To calculate these figures, you’ll be asked to enter a few details. These include the amount you plan to borrow, whether you’re an owner-occupier or an investor, the proposed interest rate and the home loan term. It will also often show you the total interest you’ll be charged and the total amount you’ll repay over the life of the loan.  

Understanding how the mortgage calculator works, helps you to use it to see how different loan amounts, interest rates and terms affect your repayments. This can then help you choose a home loan that you can repay comfortably and save on interest costs. The mortgage calculator lets you compare the benefits and costs of home loans from different lenders to help you make a more informed choice. Use a mortgage calculator to help identify which home loan is most suitable for your requirements and financial situation.
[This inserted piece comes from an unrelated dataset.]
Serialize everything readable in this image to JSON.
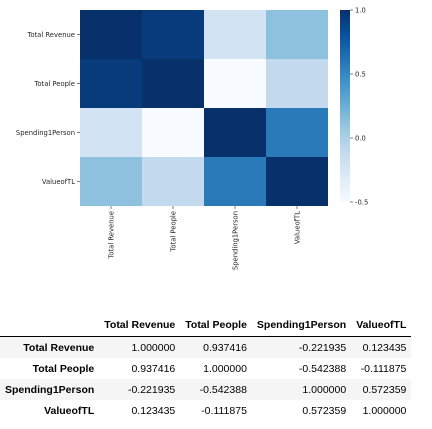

How does Real Time Ratings work?

Real Time RatingsTM looks at your individual home loan requirements and uses this information to rank every applicable home loan in our database out of five.

This score is based on two main factors – cost and flexibility.

Cost is calculated by looking at the interest rates and fees over the first five years of the loan.

Flexibility is based on whether a loan offers features such as an offset account, redraw facility and extra repayments.

Real Time RatingsTM also includes the following assumptions:

  • Costs are calculated on the current variable rate however they could change in the future.
  • Loans are assumed to be principal and interest
  • Fixed-rate loans with terms greater than five years are still assessed on a five-year basis, so 10-year fixed loans are assessed as being only five years’ long.
  • Break costs are not included.

Why does Westpac charge an early termination fee for home loans?

The Westpac home loan early termination fee or break cost is applicable if you have a fixed rate home loan and repay part of or the whole outstanding amount before the fixed period ends. If you’re switching between products before the fixed period ends, you’ll pay a switching break cost and an administrative fee. 

The Westpac home loan early termination fee may not apply if you repay an amount below the prepayment threshold. The prepayment threshold is the amount Westpac allows you to repay during the fixed period outside your regular repayments.

Westpac charges this fee because when you take out a home loan, the bank borrows the funds with wholesale rates available to banks and lenders. Westpac will then work out your interest rate based on you making regular repayments for a fixed period. If you repay before this period ends, the lender may incur a loss if there is any change in the wholesale rate of interest.